Security researchers have listed the UK's Defence Equipment and Supply Organisation as among several critical infrastructure organisations that are vulnerable to cyber attacks.
A monopoly of ownership and geographic clustering of critical infrastructure organisations in the UK have made them primary targets of hackers looking to exploit their weaknesses.
The new UK Threat Landscape report released by intelligence provider Anomali has revealed the extent to which critical infrastructure organisations in the UK are vulnerable to potent cyber attacks and has highlighted weaknesses that need to be plugged to ensure such organisations are immune from emerging cyber threats.
Through this report, Anomali has stressed on how emergency services, financial services, and critical national infrastructure organisations, all of which are essential to the UK's stability and growth, are vulnerable to potential cyber attacks to certain degrees. It also highlighted the Defence Equipment and Supply Organisation as a prime target for actors seeking to disrupt defence procurement.
“The UK presents a complex cyber risk picture – previous foreign policy commitments and current tensions between NATO and other nation states make it a target for international terror organisations.
"Within the UK, the nature of the economy and industry present a combination of opportunity and risk to those looking to plan a hybrid attack. The network of small and medium enterprises which support Critical National Infrastructure strengthens its resilience, whereas the geographical clustering of industries can weaken the system leaving them vulnerable to attack," said Hugh Njemanze, CEO of Anomali.
He added that the breadth and complexity of the organisations which comprise the UK's emergency services present a number of points of potential weakness. To ensure that hackers don't make such weaknesses count, emergency services need to ensure that knowledge of cyber threats is shared between emergency services operators. This will also help them ensure the resilience of their networks.
Commenting on Anomali's UK Threat Landscape report, Paul Norris, senior systems engineer for EMEA at Tripwire, said that critical infrastructure organisations of all sizes need to take note of emerging cyber threats. "Whether part of a small hospital system or a large energy plant, the data these organizations have is valuable to criminals," he said.
"All CNI services should take the time to review not only their tools and processes for defense but also their incident response plans. The worst time to evaluate this is during an attack. Many successful breaches have been attributed to organizations failing to patch or mitigate known vulnerabilities so keeping on top of them is crucial.
"As other industries have ramped up security due to increased breach activity, attackers are migrating to less protected targets. Therefore, it is vital that all devices are on current operating systems, which are continuously being updated and ensuring that the latest security patches are installed. This might not be exciting, but it’s proven to reduce the number of successful attacks," he added.

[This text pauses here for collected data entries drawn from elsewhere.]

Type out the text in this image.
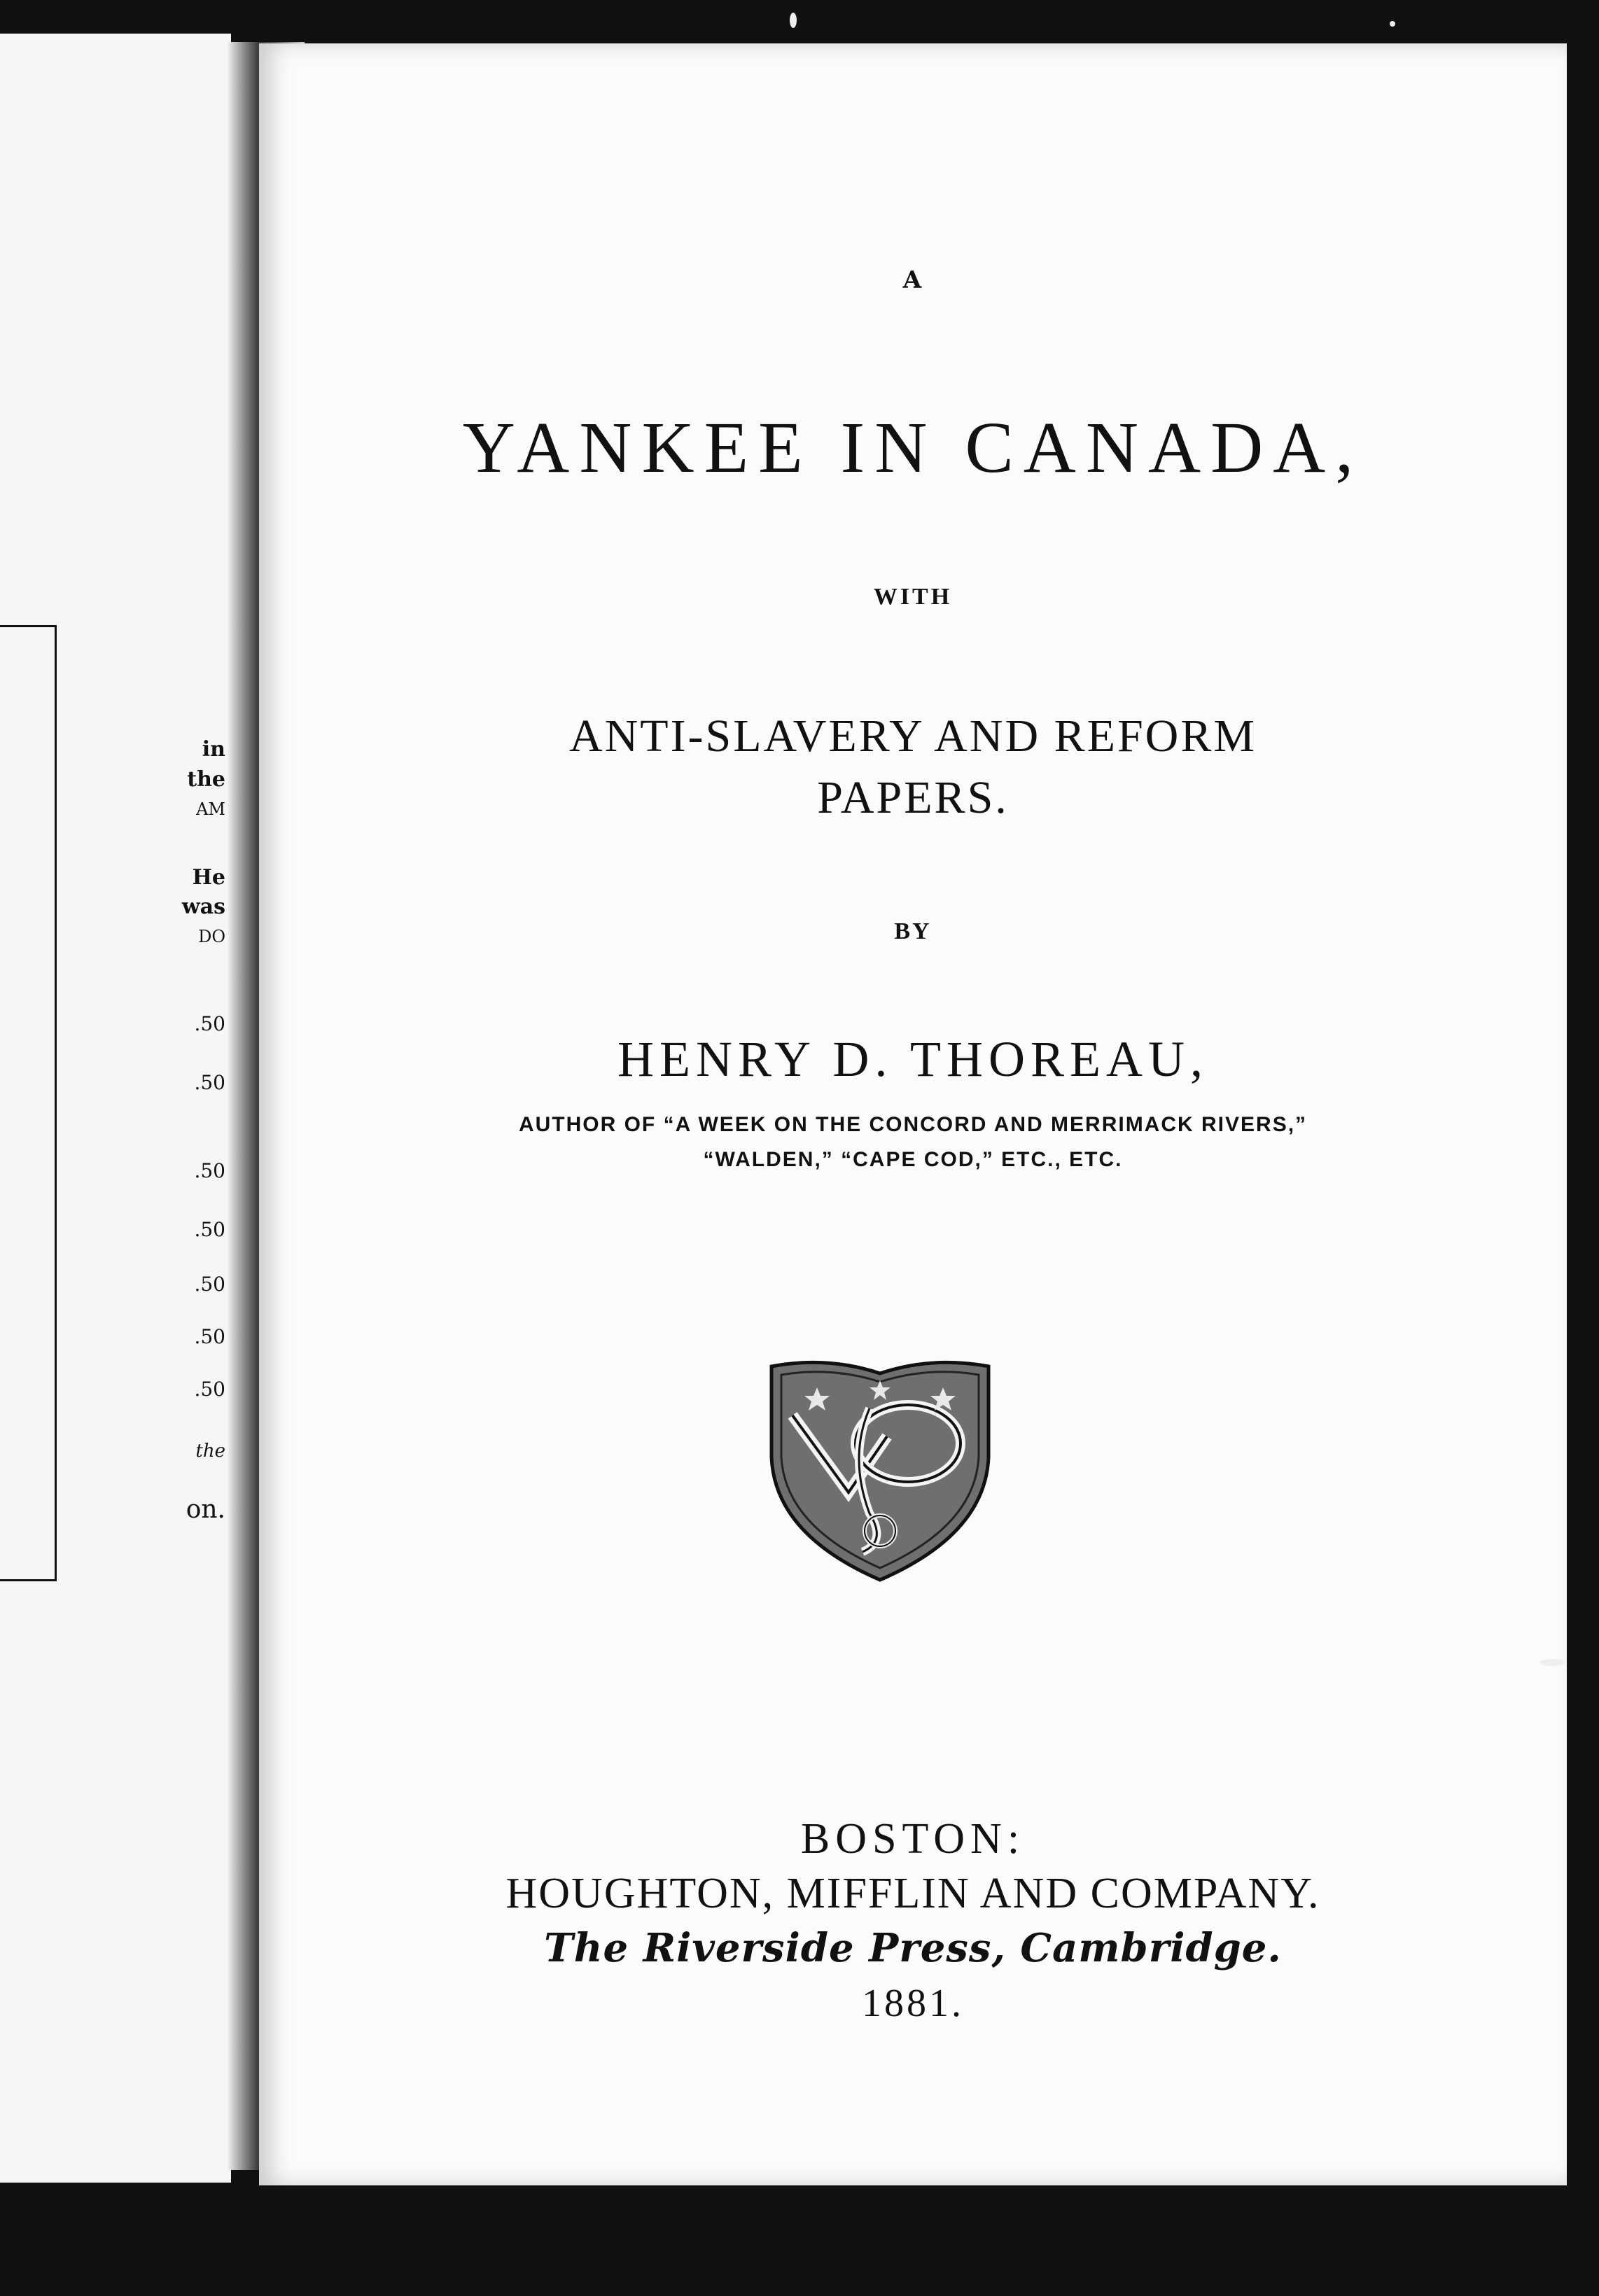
in
the
AM
He
was
DO
.50
.50
.50
.50
.50
.50
.50
the
on.
A
YANKEE IN CANADA,
WITH
ANTI-SLAVERY AND REFORM
PAPERS.
BY
HENRY D. THOREAU,
AUTHOR OF “A WEEK ON THE CONCORD AND MERRIMACK RIVERS,”
“WALDEN,” “CAPE COD,” ETC., ETC.
BOSTON:
HOUGHTON, MIFFLIN AND COMPANY.
The Riverside Press, Cambridge.
1881.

Last year, data obtained by security research firm Corero through a Freedom of Information request revealed that as many as 39% of critical national infrastructure organisations in the UK, including fire and rescue services, police forces, ambulance trusts, NHS trusts, energy suppliers, and transport organisations had not completed the government-mandated '10 Steps to Cyber Security’ programme, thereby affecting their preparedness for cyber-attacks.
Considering the wide-ranging threat faced by critical infrastructure organisations, the government is working towards implementing the EU’s Security of Network Information Systems (NIS) in the UK to ensure the security of critical infrastructure firms.
According to the government, the new law would incentivise operators who take adequate measures to deter cyber attacks, assess security risks effectively and engage with competent authorities. Penalties against such operators for suffering cyber attacks despite taking such measures would be a last resort.